A YORK woman with terminal cancer has welcomed the Supreme Court’s latest ruling over an individual’s the right to die.
The cases before the court involved the family of the late Tony Nicklinson, of Wiltshire, who had locked-in syndrome, and Paul Lamb, of Leeds, who was paralysed in a crash who wanted a change in the law to allow doctors to assist patients to die. A third man lost his attempt to have prosecution guidance on assisted suicide clarified.
The court’s ruling did not grant the change in the law, but said Parliament must begin to consider the amendment which Margaret John, 73, of South Bank, who has ovarian cancer, said was a positive step.
“At first it looks like we have lost it but what they have done is made sure that a decision needs to be taken because a change in the law as it should be by Parliament and certainly the judges have said that.

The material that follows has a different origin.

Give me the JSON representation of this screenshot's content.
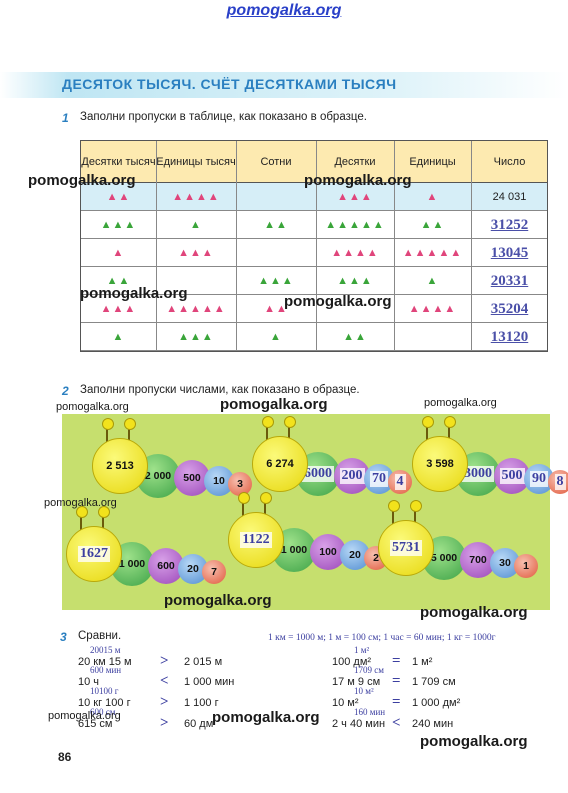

“Some of the judges have been much more sympathetic to the idea about having the chance to end life and said that if Parliament does not debate this and makes up its mind, judges will start making decisions for them and I think that is a positive step.
She did not expect the law to be changed before next year’s general election, but said she was one of many who felt the changes have to be made. “Life is very precious but it is life, not existence, and that is important for me - that I have got life as long as I can. Pain doesn’t matter with me but becoming dependent and my world shrinking to just four walls? I want a full range of options available to me at the end.”